Meski memiliki potensi cadangan mineral yang besar, STJ Budi Santoso, ketua Indonesian Association of Geologists (IAGI) mewanti-wanti risiko yang tinggi dari adanya peningkatan eksplorasi.
“Kami masih melihat ada opportunity yang sangat besar meskipun itu berisiko, karena eksplorasi itu risikonya tinggi, cost-nya juga sangat tinggi,” kata Budi.
Untuk meminimalisir hal ini, Budi bilang pemerintah bisa mendukung para penambang melalui 3G yaitu persiapan data geologi, geokimia dan geofisika yang sifatnya regional.
“Kemudian pemerintah juga bisa membuat peta prospektifitas di area mana yang berpotensi ditemukan (cadangan). Kemudian menawarkan kepada industri. Bisa BUMN atau swasta, untuk mendapatkan izin untuk melakukan eksplorasi,” tambahnya.

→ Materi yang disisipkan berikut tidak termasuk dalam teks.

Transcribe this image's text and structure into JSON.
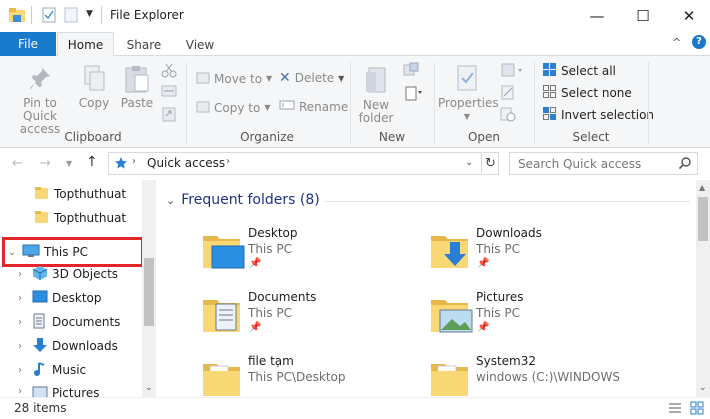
{
  "window": {
    "title": "File Explorer",
    "minimize": "—",
    "maximize": "☐",
    "close": "✕"
  },
  "tabs": {
    "file": "File",
    "home": "Home",
    "share": "Share",
    "view": "View"
  },
  "ribbon": {
    "clipboard": {
      "label": "Clipboard",
      "pin": "Pin to Quick access",
      "copy": "Copy",
      "paste": "Paste"
    },
    "organize": {
      "label": "Organize",
      "move_to": "Move to",
      "copy_to": "Copy to",
      "delete": "Delete",
      "rename": "Rename"
    },
    "new": {
      "label": "New",
      "new_folder": "New folder"
    },
    "open": {
      "label": "Open",
      "properties": "Properties"
    },
    "select": {
      "label": "Select",
      "select_all": "Select all",
      "select_none": "Select none",
      "invert_selection": "Invert selection"
    }
  },
  "address": {
    "path": "Quick access",
    "search_placeholder": "Search Quick access"
  },
  "nav": {
    "items": [
      {
        "label": "Topthuthuat",
        "icon": "folder-icon",
        "indent": 1
      },
      {
        "label": "Topthuthuat",
        "icon": "folder-icon",
        "indent": 1
      },
      {
        "label": "This PC",
        "icon": "computer-icon",
        "indent": 0,
        "expanded": true
      },
      {
        "label": "3D Objects",
        "icon": "cube-icon",
        "indent": 1
      },
      {
        "label": "Desktop",
        "icon": "desktop-icon",
        "indent": 1
      },
      {
        "label": "Documents",
        "icon": "document-icon",
        "indent": 1
      },
      {
        "label": "Downloads",
        "icon": "download-icon",
        "indent": 1
      },
      {
        "label": "Music",
        "icon": "music-icon",
        "indent": 1
      },
      {
        "label": "Pictures",
        "icon": "picture-icon",
        "indent": 1
      }
    ]
  },
  "content": {
    "section_title": "Frequent folders (8)",
    "folders": [
      {
        "name": "Desktop",
        "location": "This PC",
        "icon": "desktop-folder-icon"
      },
      {
        "name": "Downloads",
        "location": "This PC",
        "icon": "downloads-folder-icon"
      },
      {
        "name": "Documents",
        "location": "This PC",
        "icon": "documents-folder-icon"
      },
      {
        "name": "Pictures",
        "location": "This PC",
        "icon": "pictures-folder-icon"
      },
      {
        "name": "file tạm",
        "location": "This PC\\Desktop",
        "icon": "folder-icon"
      },
      {
        "name": "System32",
        "location": "windows (C:)\\WINDOWS",
        "icon": "folder-icon"
      }
    ]
  },
  "status": {
    "item_count": "28 items"
  },
  "colors": {
    "accent": "#1979ca",
    "highlight": "#e2252b",
    "folder": "#f8d775",
    "section_title": "#1e3287"
  }
}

Adapun terkait ketentuan kegiatan tambang, Ibu Kota Nusantara (IKN) memiliki peraturan khusus yang tertuang dalam Peraturan Presiden Nomor 64 Tahun 2022 tentang Rencana Tata Ruang Kawasan Strategis Nasional IKN.
Tertulis bahwa Izin Usaha Pertambangan (IUP) yang masih berlaku dapat melakukan kegiatan penambangan sebagai bagian dari usaha pertambangan untuk memproduksi mineral dan/atau batubara dan mineral ikutannya sampai dengan berakhir masa perizinannya, dengan syarat pemegang IUP wajib melaksanakan pengelolaan
lingkungan hidup pertambangan.
Adapun, jika menilik pada Keputusan Menteri Energi dan Sumber Daya Mineral 301.K/MB.01/MEM.B/20, luas wilayah IKN yang dikelilingi area pertambangan adalah 59.874 hektar.

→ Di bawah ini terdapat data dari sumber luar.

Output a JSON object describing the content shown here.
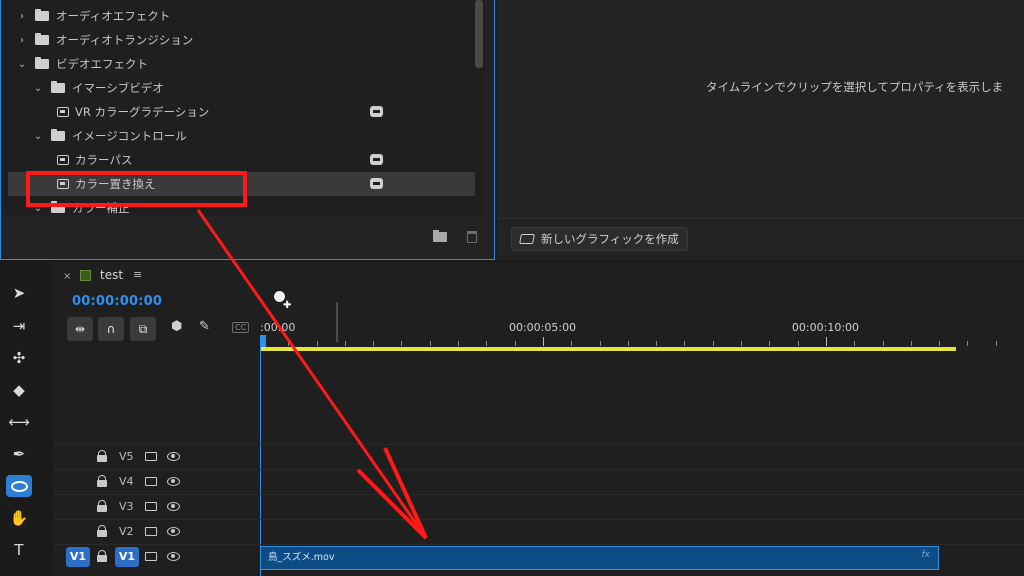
{
  "effects_panel": {
    "tree": [
      {
        "label": "オーディオエフェクト",
        "level": 0,
        "kind": "folder",
        "expanded": false
      },
      {
        "label": "オーディオトランジション",
        "level": 0,
        "kind": "folder",
        "expanded": false
      },
      {
        "label": "ビデオエフェクト",
        "level": 0,
        "kind": "folder",
        "expanded": true
      },
      {
        "label": "イマーシブビデオ",
        "level": 1,
        "kind": "folder",
        "expanded": true
      },
      {
        "label": "VR カラーグラデーション",
        "level": 2,
        "kind": "effect",
        "accelerated": true
      },
      {
        "label": "イメージコントロール",
        "level": 1,
        "kind": "folder",
        "expanded": true
      },
      {
        "label": "カラーパス",
        "level": 2,
        "kind": "effect",
        "accelerated": true
      },
      {
        "label": "カラー置き換え",
        "level": 2,
        "kind": "effect",
        "accelerated": true,
        "selected": true
      },
      {
        "label": "カラー補正",
        "level": 1,
        "kind": "folder",
        "expanded": true
      }
    ],
    "new_bin_icon": "folder-icon",
    "delete_icon": "trash-icon"
  },
  "graphics_panel": {
    "message": "タイムラインでクリップを選択してプロパティを表示しま",
    "new_graphic_label": "新しいグラフィックを作成"
  },
  "tools": [
    {
      "name": "selection-tool",
      "glyph": "➤",
      "active": false
    },
    {
      "name": "track-select-tool",
      "glyph": "⇥",
      "active": false
    },
    {
      "name": "ripple-edit-tool",
      "glyph": "✣",
      "active": false
    },
    {
      "name": "razor-tool",
      "glyph": "◆",
      "active": false
    },
    {
      "name": "slip-tool",
      "glyph": "⟷",
      "active": false
    },
    {
      "name": "pen-tool",
      "glyph": "✒",
      "active": false
    },
    {
      "name": "ellipse-tool",
      "glyph": "",
      "active": true
    },
    {
      "name": "hand-tool",
      "glyph": "✋",
      "active": false
    },
    {
      "name": "type-tool",
      "glyph": "T",
      "active": false
    }
  ],
  "timeline": {
    "sequence_name": "test",
    "timecode": "00:00:00:00",
    "ruler": {
      "labels": [
        ":00:00",
        "00:00:05:00",
        "00:00:10:00"
      ],
      "unit": "seconds",
      "range": [
        0,
        13.5
      ],
      "label_times": [
        0,
        5,
        10
      ],
      "work_area_end": 12.3
    },
    "tracks": [
      {
        "label": "V5",
        "target": false,
        "source_patch": ""
      },
      {
        "label": "V4",
        "target": false,
        "source_patch": ""
      },
      {
        "label": "V3",
        "target": false,
        "source_patch": ""
      },
      {
        "label": "V2",
        "target": false,
        "source_patch": ""
      },
      {
        "label": "V1",
        "target": true,
        "source_patch": "V1"
      }
    ],
    "clip": {
      "name": "鳥_スズメ.mov",
      "fx_badge": "fx"
    },
    "cc_label": "CC"
  },
  "colors": {
    "accent": "#2d8ceb",
    "timecode": "#2f8ff0",
    "work_area": "#e6e63a",
    "clip": "#0e4c86",
    "annotation": "#ff1a1a"
  }
}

Dengan pembagian 22.071 hektar berada di Kawasan IKN (KIKN) dan 37.803 hektar di Kawasan Pusat IKN (KPIKN).
Dan jika melihat dari jenis komoditas, dibanding jenis mineral lain, batubara masih menjadi komoditas paling banyak. Sebagai tambahan, hingga Juli 2022, terdapat 63 izin pertambangan aktif pada wilayah IKN yang terdiri dari:
1. Satu PKP2B dari perusahaan batubara, PT Singlurus Pratama
2. Satu IUPK dari perusahaan batubara, PT Multi Harapan Utama)
3. 42 IUP Komoditas Batubara; dan
4. 19 IUP Mineral bukan logam jenis tertentu dan IUP Batuan.

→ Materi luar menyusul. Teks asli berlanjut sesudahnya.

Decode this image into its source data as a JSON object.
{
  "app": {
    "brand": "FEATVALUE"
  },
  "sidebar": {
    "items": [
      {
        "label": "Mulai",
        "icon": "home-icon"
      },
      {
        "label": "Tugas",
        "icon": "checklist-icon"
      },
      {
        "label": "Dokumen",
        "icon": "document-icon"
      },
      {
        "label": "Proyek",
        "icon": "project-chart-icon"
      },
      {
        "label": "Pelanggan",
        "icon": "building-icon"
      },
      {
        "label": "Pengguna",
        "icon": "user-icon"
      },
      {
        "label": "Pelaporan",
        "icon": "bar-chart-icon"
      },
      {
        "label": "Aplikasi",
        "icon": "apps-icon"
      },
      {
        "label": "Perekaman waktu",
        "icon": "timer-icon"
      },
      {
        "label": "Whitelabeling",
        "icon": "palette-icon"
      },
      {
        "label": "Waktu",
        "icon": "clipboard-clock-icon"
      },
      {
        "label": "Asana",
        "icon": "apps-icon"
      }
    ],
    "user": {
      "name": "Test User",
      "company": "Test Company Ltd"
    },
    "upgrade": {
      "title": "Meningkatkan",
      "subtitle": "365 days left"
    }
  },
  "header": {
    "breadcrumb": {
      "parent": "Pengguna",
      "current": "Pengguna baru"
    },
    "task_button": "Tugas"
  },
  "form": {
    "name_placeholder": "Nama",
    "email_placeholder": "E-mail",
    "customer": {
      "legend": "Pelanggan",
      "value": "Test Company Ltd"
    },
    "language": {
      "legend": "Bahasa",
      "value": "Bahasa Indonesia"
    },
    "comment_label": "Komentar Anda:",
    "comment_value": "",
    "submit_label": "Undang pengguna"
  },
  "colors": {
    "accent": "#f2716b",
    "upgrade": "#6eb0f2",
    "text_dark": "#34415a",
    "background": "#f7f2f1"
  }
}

Memang jika mengutip data APBI, pulau di Indonesia dengan tingkat produksi batubara terbesar adalah pulau Kalimantan, lebih detail adalah provinsi Kalimantan Timur (Kaltim).
Adapun, dari 98 produsen batubara yang tergabung dalam APBI, sepanjang tahun 2023 produksi dari provinsi Kaltim adalah sebesar 238,57 juta ton. Diikuti oleh Kalimantan Selatan 150,91 juta ton, Sumatera Selatan 70,69 juta ton, Kalimantan Tengah 23,73 juta ton, dan Kalimantan Utara 18,28 juta ton.